Supposons que le 75 000 $ provient de plusieurs dons de 400 $ chacun. Les contributeurs au parti politique en récupèrent les trois quarts en crédits d’impôt du Québec, soit 56 250 $ qui leur est versé par le Gouvernement du Québec. Ils ne déboursent en réalité que 18 750 $.

Si le parti politique paye un salaire de 75 000 $ au chef de parti, ce dernier empochera un salaire net de 37 500 $, après avoir payé 18 750 $ d’impôt au Fédéral et 18 750 $ d’impôt au Provincial (en supposant un taux marginal d’imposition de 25 % à chaque palier de gouvernement).

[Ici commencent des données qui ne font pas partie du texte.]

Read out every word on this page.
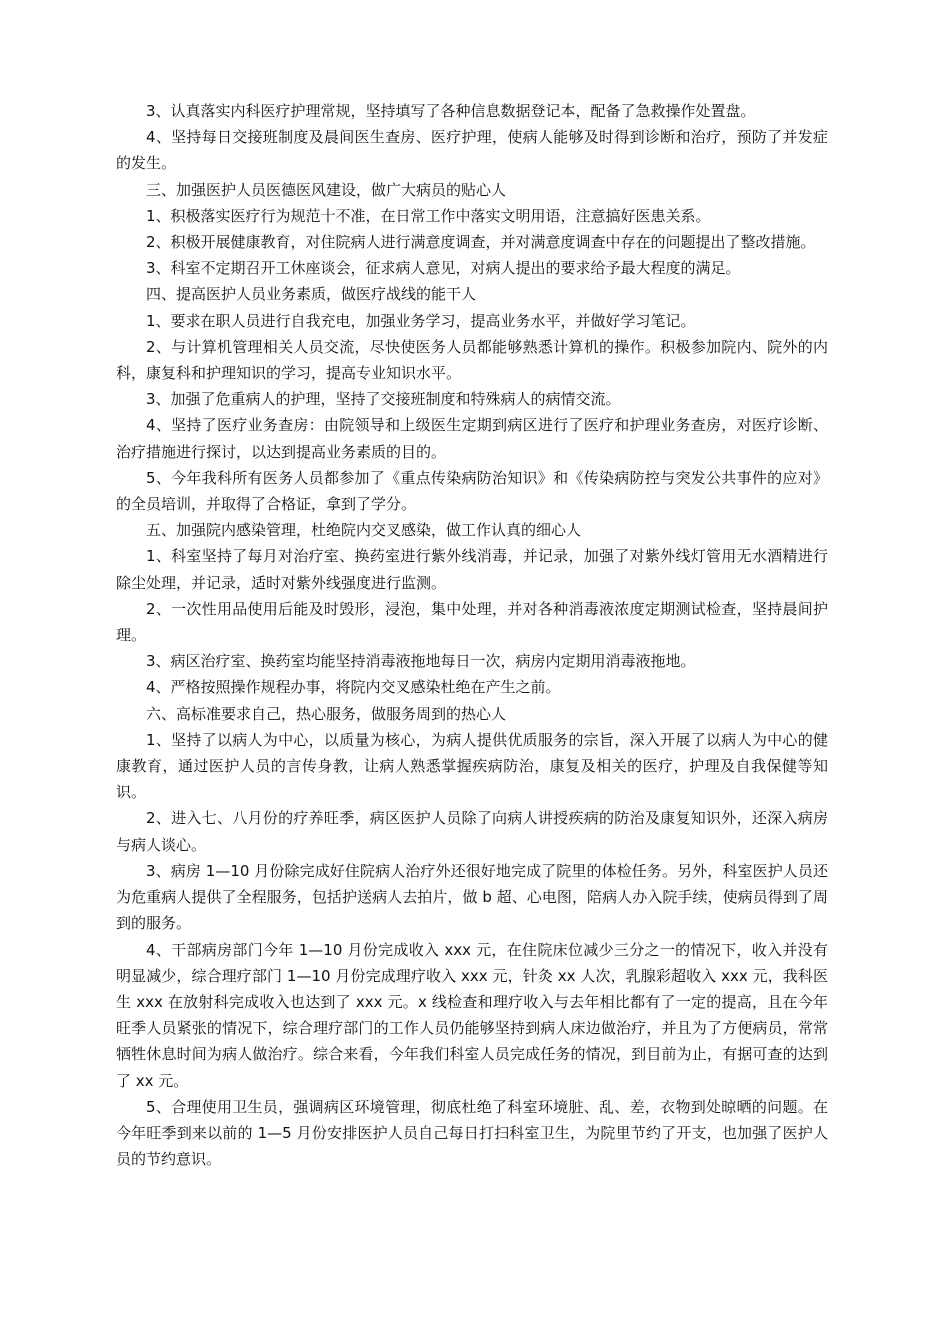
3、认真落实内科医疗护理常规，坚持填写了各种信息数据登记本，配备了急救操作处置盘。

4、坚持每日交接班制度及晨间医生查房、医疗护理，使病人能够及时得到诊断和治疗，预防了并发症的发生。

三、加强医护人员医德医风建设，做广大病员的贴心人

1、积极落实医疗行为规范十不准，在日常工作中落实文明用语，注意搞好医患关系。

2、积极开展健康教育，对住院病人进行满意度调查，并对满意度调查中存在的问题提出了整改措施。

3、科室不定期召开工休座谈会，征求病人意见，对病人提出的要求给予最大程度的满足。

四、提高医护人员业务素质，做医疗战线的能干人

1、要求在职人员进行自我充电，加强业务学习，提高业务水平，并做好学习笔记。

2、与计算机管理相关人员交流，尽快使医务人员都能够熟悉计算机的操作。积极参加院内、院外的内科，康复科和护理知识的学习，提高专业知识水平。

3、加强了危重病人的护理，坚持了交接班制度和特殊病人的病情交流。

4、坚持了医疗业务查房：由院领导和上级医生定期到病区进行了医疗和护理业务查房，对医疗诊断、治疗措施进行探讨，以达到提高业务素质的目的。

5、今年我科所有医务人员都参加了《重点传染病防治知识》和《传染病防控与突发公共事件的应对》的全员培训，并取得了合格证，拿到了学分。

五、加强院内感染管理，杜绝院内交叉感染，做工作认真的细心人

1、科室坚持了每月对治疗室、换药室进行紫外线消毒，并记录，加强了对紫外线灯管用无水酒精进行除尘处理，并记录，适时对紫外线强度进行监测。

2、一次性用品使用后能及时毁形，浸泡，集中处理，并对各种消毒液浓度定期测试检查，坚持晨间护理。

3、病区治疗室、换药室均能坚持消毒液拖地每日一次，病房内定期用消毒液拖地。

4、严格按照操作规程办事，将院内交叉感染杜绝在产生之前。

六、高标准要求自己，热心服务，做服务周到的热心人

1、坚持了以病人为中心，以质量为核心，为病人提供优质服务的宗旨，深入开展了以病人为中心的健康教育，通过医护人员的言传身教，让病人熟悉掌握疾病防治，康复及相关的医疗，护理及自我保健等知识。

2、进入七、八月份的疗养旺季，病区医护人员除了向病人讲授疾病的防治及康复知识外，还深入病房与病人谈心。

3、病房 1—10 月份除完成好住院病人治疗外还很好地完成了院里的体检任务。另外，科室医护人员还为危重病人提供了全程服务，包括护送病人去拍片，做 b 超、心电图，陪病人办入院手续，使病员得到了周到的服务。

4、干部病房部门今年 1—10 月份完成收入 xxx 元，在住院床位减少三分之一的情况下，收入并没有明显减少，综合理疗部门 1—10 月份完成理疗收入 xxx 元，针灸 xx 人次，乳腺彩超收入 xxx 元，我科医生 xxx 在放射科完成收入也达到了 xxx 元。x 线检查和理疗收入与去年相比都有了一定的提高，且在今年旺季人员紧张的情况下，综合理疗部门的工作人员仍能够坚持到病人床边做治疗，并且为了方便病员，常常牺牲休息时间为病人做治疗。综合来看，今年我们科室人员完成任务的情况，到目前为止，有据可查的达到了 xx 元。

5、合理使用卫生员，强调病区环境管理，彻底杜绝了科室环境脏、乱、差，衣物到处晾晒的问题。在今年旺季到来以前的 1—5 月份安排医护人员自己每日打扫科室卫生，为院里节约了开支，也加强了医护人员的节约意识。
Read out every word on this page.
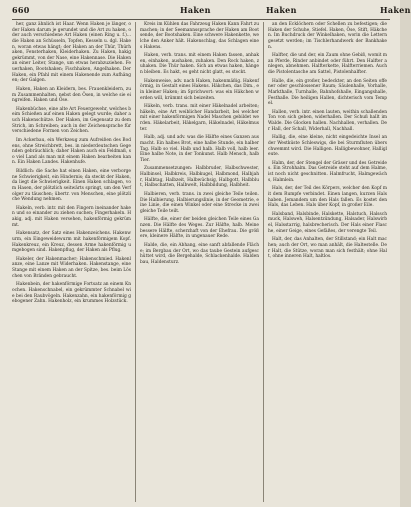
660	Haken	Haken	Haken

her, ganz ähnlich ist Haar. Wenn Haken je länger, oder Haken darum je gerundet und die Art zu haken, oder auch verschiedene Art Haken (einen Ring u. f.)... die Haken an Schüsseln, Topfen, Kesseln u. dgl. Haken, woran etwas hängt; der Haken an der Thür, Thürhaken, Fensterhaken, Kleiderhaken. Zu Haken, hakig gekrümmt, von der Nase, eine Hakennase. Die Haken an einer Leiter, Stange, um etwas herabzuziehen. Feuerhaken, Bootshaken; Fischhaken, Angelhaken. Der Haken, ein Pfahl mit einem Hakenende zum Aufhängen; der Galgen.

Haken, Haken an Kleidern, bes. Frauenkleidern, zum Zusammenhalten, nebst den Ösen, in welche sie eingreifen. Haken und Öse.

Hakenbüchse, eine alte Art Feuergewehr, welches beim Schießen auf einen Haken gelegt wurde; daher auch Hakenschütze. Der Haken, im Gegensatz zu dem Strich, im Schreiben; auch in der Zeichensprache für verschiedene Formen von Zeichen.

Im Ackerbau, ein Werkzeug zum Aufreißen des Bodens, ohne Streichbrett, bes. in niederdeutschen Gegenden gebräuchlich; daher Haken auch ein Feldmaß, so viel Land als man mit einem Haken bearbeiten kann. Ein Haken Landes. Hakenhufe.

Bildlich: die Sache hat einen Haken, eine verborgene Schwierigkeit, ein Hindernis; da steckt der Haken, da liegt die Schwierigkeit. Einen Haken schlagen, vom Hasen, der plötzlich seitwärts springt, um den Verfolger zu täuschen; übertr. von Menschen, eine plötzliche Wendung nehmen.

Hakeln, verb. intr. mit den Fingern ineinander haken und so einander zu ziehen suchen; Fingerhakeln. Hakig, adj. mit Haken versehen, hakenförmig gekrümmt.

Hakensatz, der Satz eines Hakenzeichens. Hakenwurm, ein Eingeweidewurm mit hakenförmigem Kopf. Hakenkreuz, ein Kreuz, dessen Arme hakenförmig umgebogen sind. Hakenpflug, der Haken als Pflug.

Hakeler, der Hakenmacher; Hakenschmied. Hakenlanze, eine Lanze mit Widerhaken. Hakenstange, eine Stange mit einem Haken an der Spitze, bes. beim Löschen von Bränden gebraucht.

Hakenbein, der hakenförmige Fortsatz an einem Knochen. Hakenschnabel, ein gekrümmter Schnabel wie bei den Raubvögeln. Hakenzahn, ein hakenförmig gebogener Zahn. Hakenholz, ein krummes Holzstück.

Kreis im Kühlen das Fahrzeug Haken Kann Fahrt zu machen; in der Seemannssprache der Haken am Bootsende, der Bootshaken. Eine schwere Hakenkette, welche den Anker hält. Hakenschlag, das Schlagen eines Hakens.

Haken, verb. trans. mit einem Haken fassen, anhaken, einhaken, aushaken, zuhaken. Den Rock haken, zuhaken. Die Thür haken. Sich an etwas haken, hängen bleiben. Es hakt, es geht nicht glatt, es stockt.

Hakenweise, adv. nach Haken, hakenmäßig. Hakenförmig, in Gestalt eines Hakens. Häkchen, das Dim., ein kleiner Haken; im Sprichwort: was ein Häkchen werden will, krümmt sich beizeiten.

Häkeln, verb. trans. mit einer Häkelnadel arbeiten; häkeln, eine Art weiblicher Handarbeit, bei welcher mit einer hakenförmigen Nadel Maschen gebildet werden. Häkelarbeit, Häkelgarn, Häkelnadel, Häkelmuster.

Halb, adj. und adv. was die Hälfte eines Ganzen ausmacht. Ein halbes Brot, eine halbe Stunde, ein halber Tag. Halb so viel. Halb und halb. Halb voll, halb leer. Eine halbe Note, in der Tonkunst. Halb Mensch, halb Tier.

Zusammensetzungen: Halbbruder, Halbschwester, Halbinsel, Halbkreis, Halbkugel, Halbmond, Halbjahr, Halbtag, Halbzeit, Halbwüchsig, Halbgott, Halbblut, Halbschatten, Halbwelt, Halbbildung, Halbheit.

Halbieren, verb. trans. in zwei gleiche Teile teilen. Die Halbierung. Halbierungslinie, in der Geometrie, eine Linie, die einen Winkel oder eine Strecke in zwei gleiche Teile teilt.

Hälfte, die, einer der beiden gleichen Teile eines Ganzen. Die Hälfte des Weges. Zur Hälfte, halb. Meine bessere Hälfte, scherzhaft von der Ehefrau. Die größere, kleinere Hälfte, in ungenauer Rede.

Halde, die, ein Abhang, eine sanft abfallende Fläche; im Bergbau der Ort, wo das taube Gestein aufgeschüttet wird, die Bergehalde, Schlackenhalde. Haldenbau, Haldensturz.

an den Ecklöchern oder Schellen zu befestigen; die Haken der Schuhe, Stiefel. Haken, Öse, Stift, Häkchen. Im Buchdruck der Winkelhaken, worin die Lettern gesetzt werden; im Tischlerhandwerk der Bankhaken.

Halfter, die und der, ein Zaum ohne Gebiß, womit man Pferde, Rinder anbindet oder führt. Den Halfter anlegen, abnehmen. Halfterkette, Halfterriemen. Auch die Pistolentasche am Sattel, Pistolenhalfter.

Halle, die, ein großer, bedeckter, an den Seiten offener oder geschlossener Raum; Säulenhalle, Vorhalle, Markthalle, Turnhalle, Bahnhofshalle, Eingangshalle, Festhalle. Die heiligen Hallen, dichterisch vom Tempel.

Hallen, verb. intr. einen lauten, weithin schallenden Ton von sich geben, widerhallen. Der Schuß hallt im Walde. Die Glocken hallen. Nachhallen, verhallen. Der Hall, der Schall, Widerhall, Nachhall.

Hallig, die, eine kleine, nicht eingedeichte Insel an der Westküste Schleswigs, die bei Sturmfluten überschwemmt wird. Die Halligen. Halligbewohner, Halligleute.

Halm, der, der Stengel der Gräser und des Getreides. Ein Strohhalm. Das Getreide steht auf dem Halme, ist noch nicht geschnitten. Halmfrucht, Halmgewächs, Halmlein.

Hals, der, der Teil des Körpers, welcher den Kopf mit dem Rumpfe verbindet. Einen langen, kurzen Hals haben. Jemandem um den Hals fallen. Es kostet den Hals, das Leben. Hals über Kopf, in großer Eile.

Halsband, Halsbinde, Halskette, Halstuch, Halsschmuck, Halsweh, Halsentzündung, Halsader, Halswirbel, Halsstarrig, halsbrecherisch. Der Hals einer Flasche, einer Geige, eines Gefäßes, der verengte Teil.

Halt, der, das Anhalten, der Stillstand; ein Halt machen; auch der Ort, wo man anhält, die Haltestelle. Der Halt, die Stütze, woran man sich festhält; ohne Halt, ohne inneren Halt, haltlos.
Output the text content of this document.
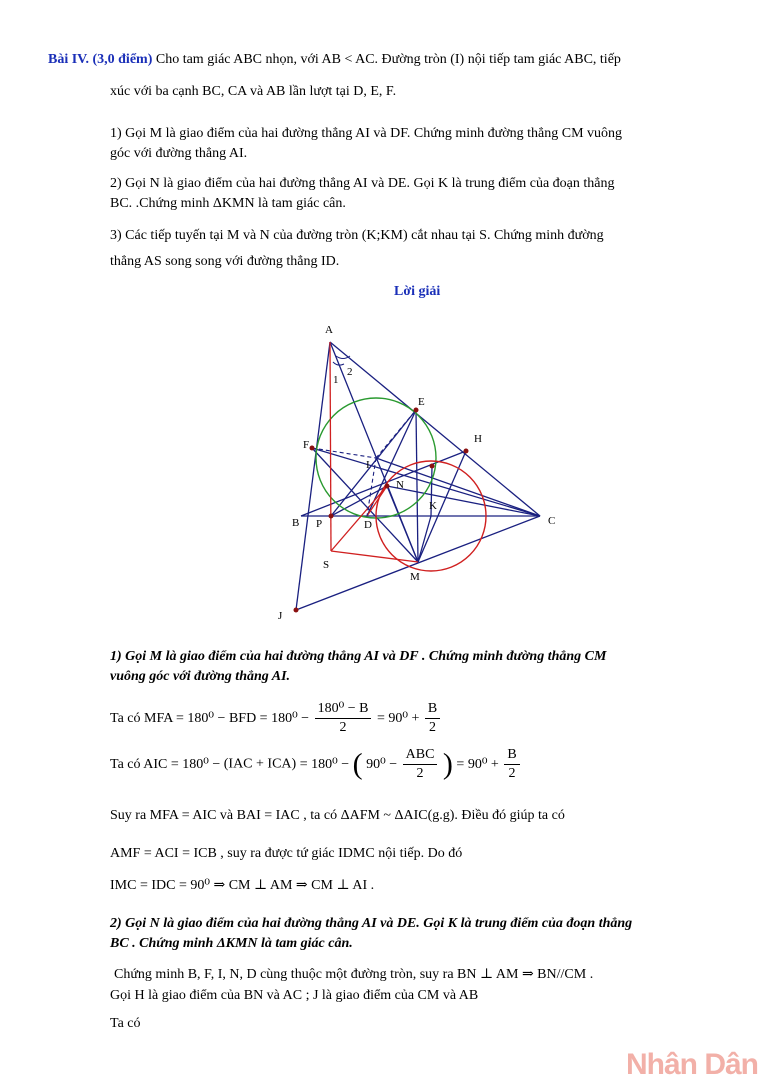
Bài IV. (3,0 điểm) Cho tam giác ABC nhọn, với AB < AC. Đường tròn (I) nội tiếp tam giác ABC, tiếp
xúc với ba cạnh BC, CA và AB lần lượt tại D, E, F.
1) Gọi M là giao điểm của hai đường thẳng AI và DF. Chứng minh đường thẳng CM vuông
góc với đường thẳng AI.
2) Gọi N là giao điểm của hai đường thẳng AI và DE. Gọi K là trung điểm của đoạn thẳng
BC. .Chứng minh ΔKMN là tam giác cân.
3) Các tiếp tuyến tại M và N của đường tròn (K;KM) cắt nhau tại S. Chứng minh đường
thẳng AS song song với đường thẳng ID.
Lời giải
A
1
2
E
H
F
I
N
K
B P	D	C
S
M
J
1) Gọi M là giao điểm của hai đường thẳng AI và DF . Chứng minh đường thẳng CM
vuông góc với đường thẳng AI.
Ta có MFA = 180⁰ − BFD = $180^0 - \frac{\text{180⁰ − B}}{2} = 90^0 + \frac{B}{2}$
Ta có AIC = 180⁰ − (IAC + ICA) = 180⁰ − ( $90^0 - \frac{\text{ABC}}{2}$ ) = $90^0 + \frac{B}{2}$
Suy ra MFA = AIC và BAI = IAC , ta có ΔAFM ~ ΔAIC(g.g). Điều đó giúp ta có
AMF = ACI = ICB , suy ra được tứ giác IDMC nội tiếp. Do đó
IMC = IDC = 90⁰ ⇒ CM ⊥ AM ⇒ CM ⊥ AI .
2) Gọi N là giao điểm của hai đường thẳng AI và DE. Gọi K là trung điểm của đoạn thẳng
BC . Chứng minh ΔKMN là tam giác cân.
Chứng minh B, F, I, N, D cùng thuộc một đường tròn, suy ra BN ⊥ AM ⇒ BN//CM .
Gọi H là giao điểm của BN và AC ; J là giao điểm của CM và AB
Ta có
Nhân Dân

Le gouvernement du Québec aura donc déboursé un montant net de 37 500 $ (soit le 56 250 $ de crédits d’impôt accordés moins l’impôt provincial de 18 750 $ payé par le chef de parti) qui se retrouve dans les poches du chef de parti.

Ce sont donc tous les payeurs de taxes québécois qui auront payé le salaire du chef de parti.

Quant aux contributeurs, leur déboursé net de 18 750 $ sera allé au Fédéral.

Le ridicule de cette situation explique amplement le fait que le parti a longtemps caché ce salaire versé au chef de parti.

Ce genre d’entourloupette scandaleuse doit cesser.

C’est désolant, mais je crois que le commentaire #8 de Dupe est la triste vérité. Les Québécois sont trop confortables ‘à jouer aux dards sur le videoway’ comme le disaient les Cowboys Fringants. Ça ne changera pas tant et aussi longtemps qu’on restera dans nos salons. 500 000 personnes qui prennent la Colline parlementaire d’assaut (pacifique) et ça changera…mais c’est pas demain la veille.

Au moins on pourra maintenant remplacer les dards par le poker en ligne de Loto Québec!

Abolir simplement tous les partis politiques et élire des personnes (compétentes) indépendantes.
De cette façon,on aurait des élus « de qualité », ceux-ci et celles-ci ne seraient pas obligé(e)s de se protistuer intellectuellement en « obéissant » au chef et en suivant la ridicule (souvent) « ligne de parti ».
Pour pouvoir enfin se présenter comme candidat, une personne devrait posséder au minimum, un bacalauréat…

@ Raymond Saint-Arnaud, État du Québec:

Vous êtes-vous posé les mêmes questions à l’époque où l’on a appris qu’André Boisclair recevait une paie du parti?

Boisclair n’était pas chef de gouvernement et surtout, il ne l’a pas caché pendant dix ans François the first.